Of course, the attack occurred on Easter Sunday, and the attackers, the Taliban splinter group Jamaat-ul-Ahrar, identified Christians as the target of the attack. And many Christian families celebrating Easter were in the park that evening. Christians — who form one to two per cent of Pakistan’s population — were 20 to 25 per cent of the dead. They suffered disproportionately high losses relative to their numbers in the population. But the majority killed in the attack were Muslims. If Christians were the targets, you say, does it matter who the majority of the victims were? Who gets to define how an attack is characterised?

In a world where sound bytes and hashtags come to signify the import of a complex event, the characterisation of an attack does matter. And the world does not get to define the Lahore attack as the Easter bombing. The bombing of March 2016 in Lahore, more than anything, was an attack on the neighbourhood of Allama Iqbal Town, and on those in Lahore, the city of beautiful gardens, who dare to consider public spaces safe and to seek respite and enjoyment in such places. It was an attack on Christians and Muslims, on Iqbal’s and Jinnah’s idea of a Pakistan where communities can coexist.

Most of all, it was an attack on Pakistan’s poor, as most of the terror that has struck the country over the past decade has been. Terrorists strike those most vulnerable to attack — on public transport, in poor neighbourhoods, in public spaces.

For a country known for its many divides — ethnic, religious, sectarian — there are also public spaces where those with such differences intermingle and coexist, and public parks are some of these. There, Christians, Ahmadis, Shias, Sunnis can find an escape and enjoy themselves. Each is as vulnerable as the other.

Conspicuously missing from these spaces is Pakistan’s elite. Its members effectively barricade themselves from insecurity, entertaining themselves behind gates and guards. The children of the elite play in heavily guarded, expensive indoor play areas. As terrorism rose in Pakistan over the last decade, security has become a commodity that only the rich can afford. Its poor are the ones who have no recourse but to seek recreation in unprotected public spaces, leaving them vulnerable to attack. As they did on March 27 in Gulshan-e-Iqbal Park, and paid for it with 72 lives.

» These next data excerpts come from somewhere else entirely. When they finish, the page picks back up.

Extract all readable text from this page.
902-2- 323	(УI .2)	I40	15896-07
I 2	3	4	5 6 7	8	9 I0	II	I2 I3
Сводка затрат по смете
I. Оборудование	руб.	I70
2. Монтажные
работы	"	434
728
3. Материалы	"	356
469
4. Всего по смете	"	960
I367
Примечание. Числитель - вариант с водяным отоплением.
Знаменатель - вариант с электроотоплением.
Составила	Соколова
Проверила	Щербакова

Missing from the international coverage is the fact that Allama Iqbal Town is not a Christian neighbourhood (in a city that does have Christian neighbourhoods). The attack did not occur near a church. The Jamaat-ul-Ahrar knew that a bombing in a public park such as this would target Muslims as well as Christians.

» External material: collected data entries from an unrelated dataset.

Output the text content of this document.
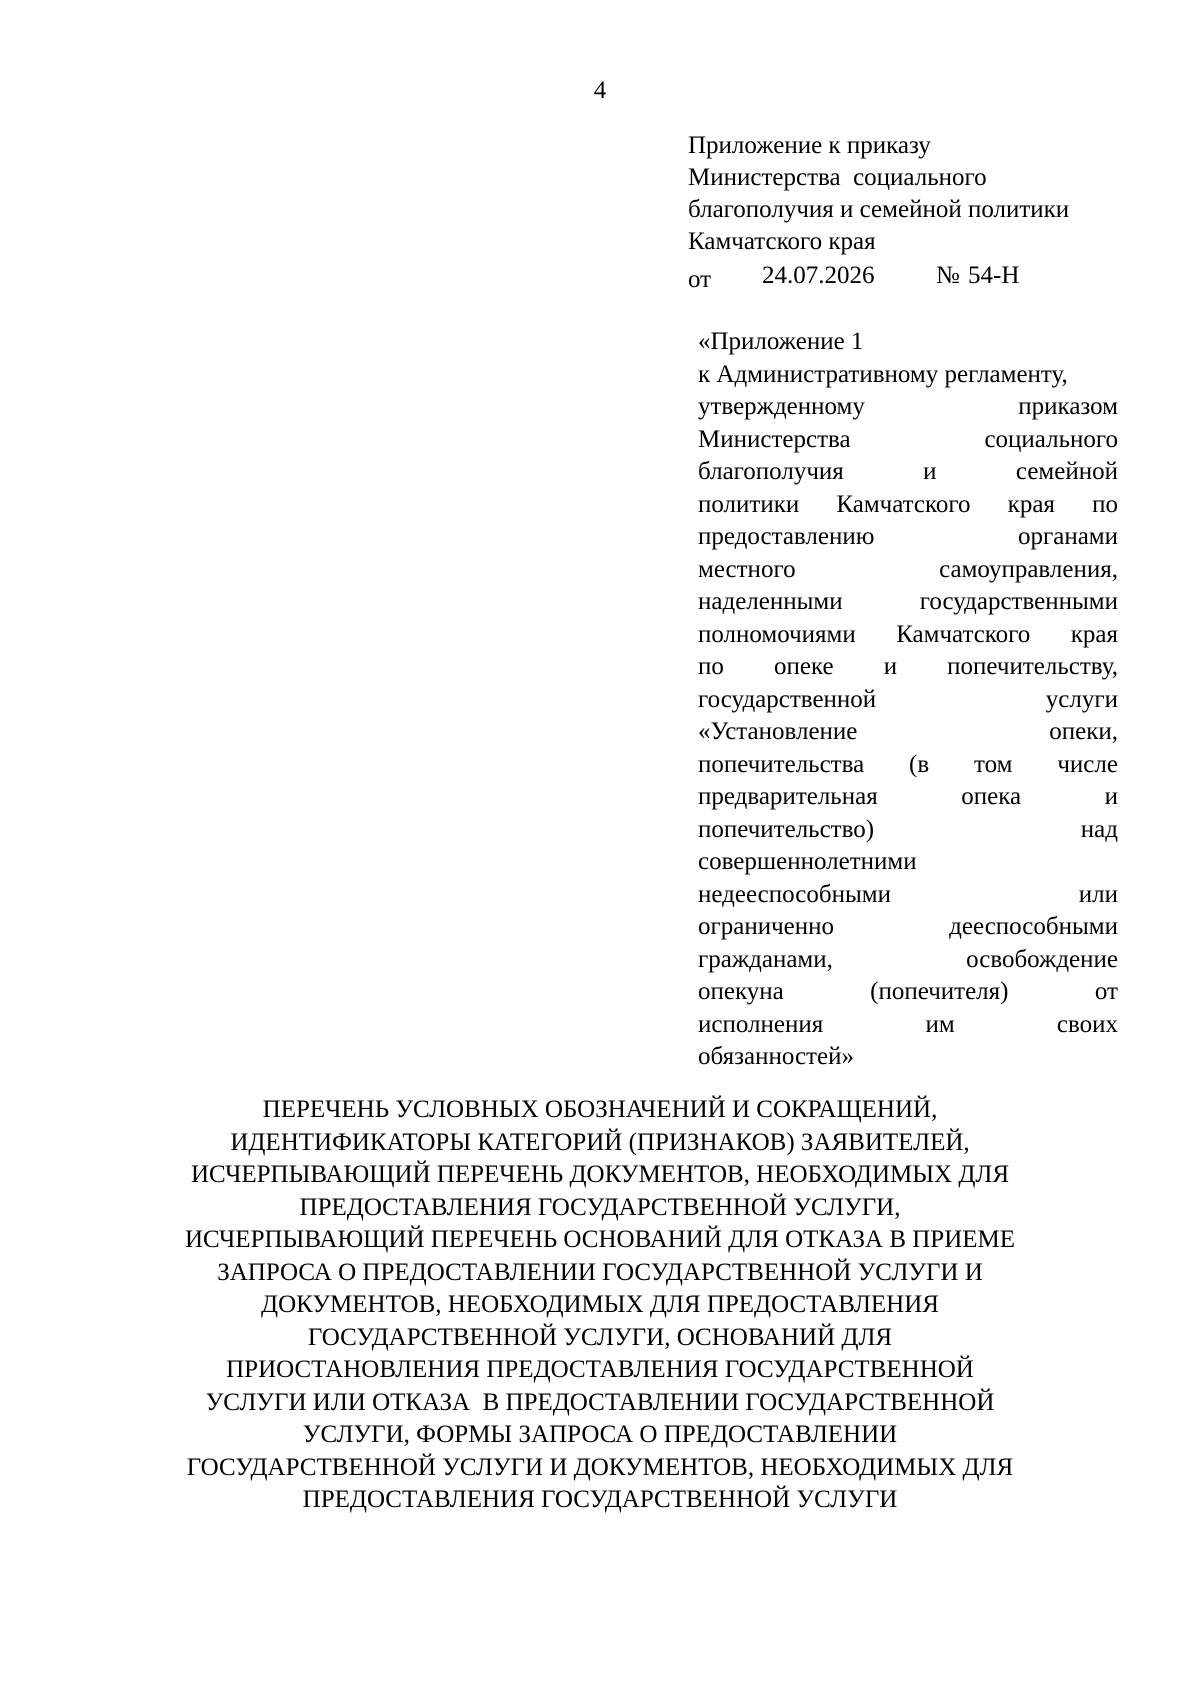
4
Приложение к приказу
Министерства  социального
благополучия и семейной политики
Камчатского края
от 24.07.2026 № 54-Н
«Приложение 1
к Административному регламенту,
утвержденному	приказом
Министерства	социального
благополучия	и	семейной
политики Камчатского края по
предоставлению	органами
местного	самоуправления,
наделенными	государственными
полномочиями Камчатского края
по опеке и попечительству,
государственной	услуги
«Установление	опеки,
попечительства (в том числе
предварительная	опека	и
попечительство)	над
совершеннолетними
недееспособными	или
ограниченно	дееспособными
гражданами,	освобождение
опекуна	(попечителя)	от
исполнения	им	своих
обязанностей»
ПЕРЕЧЕНЬ УСЛОВНЫХ ОБОЗНАЧЕНИЙ И СОКРАЩЕНИЙ,
ИДЕНТИФИКАТОРЫ КАТЕГОРИЙ (ПРИЗНАКОВ) ЗАЯВИТЕЛЕЙ,
ИСЧЕРПЫВАЮЩИЙ ПЕРЕЧЕНЬ ДОКУМЕНТОВ, НЕОБХОДИМЫХ ДЛЯ
ПРЕДОСТАВЛЕНИЯ ГОСУДАРСТВЕННОЙ УСЛУГИ,
ИСЧЕРПЫВАЮЩИЙ ПЕРЕЧЕНЬ ОСНОВАНИЙ ДЛЯ ОТКАЗА В ПРИЕМЕ
ЗАПРОСА О ПРЕДОСТАВЛЕНИИ ГОСУДАРСТВЕННОЙ УСЛУГИ И
ДОКУМЕНТОВ, НЕОБХОДИМЫХ ДЛЯ ПРЕДОСТАВЛЕНИЯ
ГОСУДАРСТВЕННОЙ УСЛУГИ, ОСНОВАНИЙ ДЛЯ
ПРИОСТАНОВЛЕНИЯ ПРЕДОСТАВЛЕНИЯ ГОСУДАРСТВЕННОЙ
УСЛУГИ ИЛИ ОТКАЗА  В ПРЕДОСТАВЛЕНИИ ГОСУДАРСТВЕННОЙ
УСЛУГИ, ФОРМЫ ЗАПРОСА О ПРЕДОСТАВЛЕНИИ
ГОСУДАРСТВЕННОЙ УСЛУГИ И ДОКУМЕНТОВ, НЕОБХОДИМЫХ ДЛЯ
ПРЕДОСТАВЛЕНИЯ ГОСУДАРСТВЕННОЙ УСЛУГИ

And Allama Iqbal Town is a neighbourhood — middle-class, non-elite as it is — that has seen attacks before. On December 7, 2009, two bombs ripped through shops in its busy Moon Market at 9pm, killing at least 54; many of the victims were women shopping for clothes. Then, as now, terrorists targeted the common man and woman.

In the past decade, terrorists have targeted Pakistan’s religious minorities often in the most brutal manner, attacking mosques and churches and religious processions. In one of the deadliest attacks on Pakistan’s Christians, 85 were killed in twin suicide attacks on September 22, 2013 as they left a Sunday service at the historic All Saints’ Church in Peshawar. In cases of alleged blasphemy, enraged mobs deliver violent “justice” to those accused of blasphemy — often religious minorities.

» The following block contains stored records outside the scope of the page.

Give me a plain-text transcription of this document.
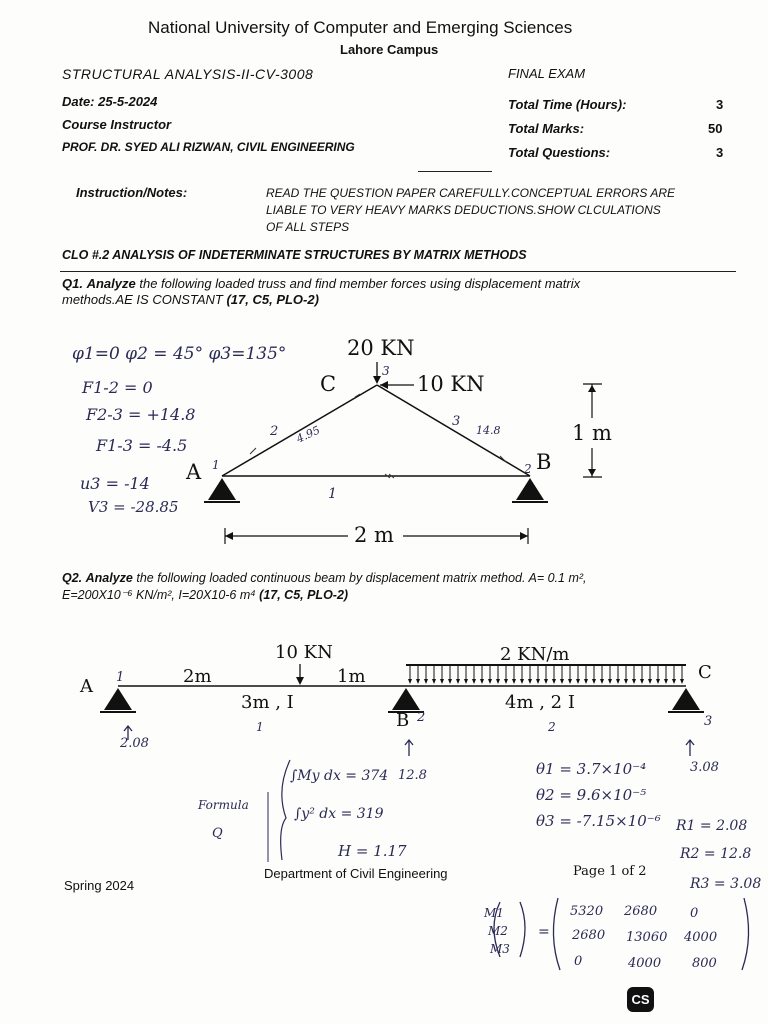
National University of Computer and Emerging Sciences
Lahore Campus
STRUCTURAL ANALYSIS-II-CV-3008	FINAL EXAM
Date: 25-5-2024
Course Instructor
PROF. DR. SYED ALI RIZWAN, CIVIL ENGINEERING
Total Time (Hours):	3
Total Marks:	50
Total Questions:	3
Instruction/Notes:	READ THE QUESTION PAPER CAREFULLY.CONCEPTUAL ERRORS ARE
LIABLE TO VERY HEAVY MARKS DEDUCTIONS.SHOW CLCULATIONS
OF ALL STEPS
CLO #.2 ANALYSIS OF INDETERMINATE STRUCTURES BY MATRIX METHODS
Q1. Analyze the following loaded truss and find member forces using displacement matrix
methods.AE IS CONSTANT (17, C5, PLO-2)
20 KN
10 KN
C
A	B
1 m
2 m
1
2
3
1	2
3
φ1=0 φ2 = 45° φ3=135°
F1-2 = 0
F2-3 = +14.8
F1-3 = -4.5
u3 = -14
V3 = -28.85
4.95	14.8
Q2. Analyze the following loaded continuous beam by displacement matrix method. A= 0.1 m²,
E=200X10⁻⁶ KN/m², I=20X10-6 m⁴ (17, C5, PLO-2)
10 KN	2 KN/m
2m	1m
3m , I	4m , 2 I
A
B
C
1	2
1
2	3
2.08
12.8
3.08
∫My dx = 374
∫y² dx = 319
H = 1.17
Formula
Q
θ1 = 3.7×10⁻⁴
θ2 = 9.6×10⁻⁵
θ3 = -7.15×10⁻⁶ R1 = 2.08
R2 = 12.8
R3 = 3.08
M1
M2
M3
=
5320 2680	0
2680 13060 4000
0	4000 800
Spring 2024
Department of Civil Engineering	Page 1 of 2
CS
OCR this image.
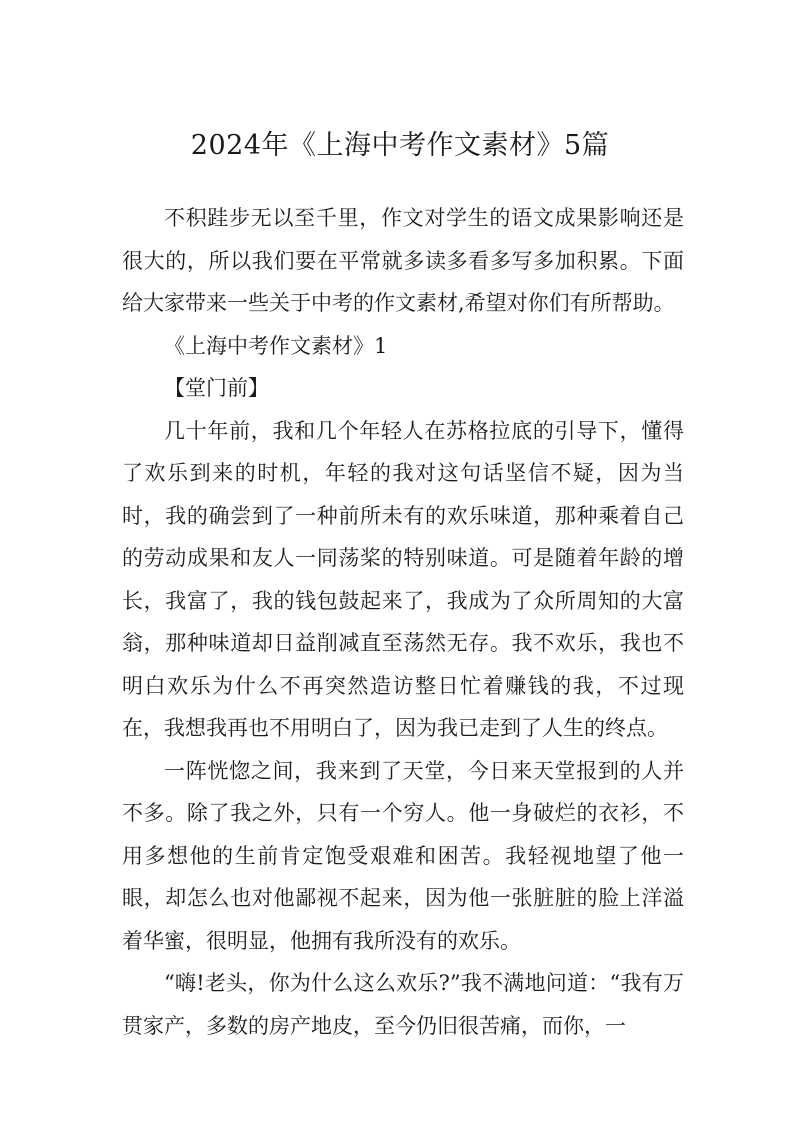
2024年《上海中考作文素材》5篇

不积跬步无以至千里，作文对学生的语文成果影响还是很大的，所以我们要在平常就多读多看多写多加积累。下面给大家带来一些关于中考的作文素材,希望对你们有所帮助。

《上海中考作文素材》1

【堂门前】

几十年前，我和几个年轻人在苏格拉底的引导下，懂得了欢乐到来的时机，年轻的我对这句话坚信不疑，因为当时，我的确尝到了一种前所未有的欢乐味道，那种乘着自己的劳动成果和友人一同荡桨的特别味道。可是随着年龄的增长，我富了，我的钱包鼓起来了，我成为了众所周知的大富翁，那种味道却日益削减直至荡然无存。我不欢乐，我也不明白欢乐为什么不再突然造访整日忙着赚钱的我，不过现在，我想我再也不用明白了，因为我已走到了人生的终点。

一阵恍惚之间，我来到了天堂，今日来天堂报到的人并不多。除了我之外，只有一个穷人。他一身破烂的衣衫，不用多想他的生前肯定饱受艰难和困苦。我轻视地望了他一眼，却怎么也对他鄙视不起来，因为他一张脏脏的脸上洋溢着华蜜，很明显，他拥有我所没有的欢乐。

“嗨!老头，你为什么这么欢乐?”我不满地问道：“我有万贯家产，多数的房产地皮，至今仍旧很苦痛，而你，一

I am acutely sensitive to the poor state of the country’s minorities. And I am also fully aware of the denialists who minimise attacks on Christians and other religious minorities in Pakistan, pointing instead to the suffering of Muslims elsewhere — a common refrain in Pakistan. I vehemently disagree with them.

But the Gulshan-e-Iqbal Park bombing was not an attack on Pakistan’s Christians alone. It was an attack on poor Christian and Muslim children and families, every one of whom deserve to be mourned. Sadly, it does not seem that the world has mourned them in equal measure.

Published in The Express Tribune, April 23rd, 2016.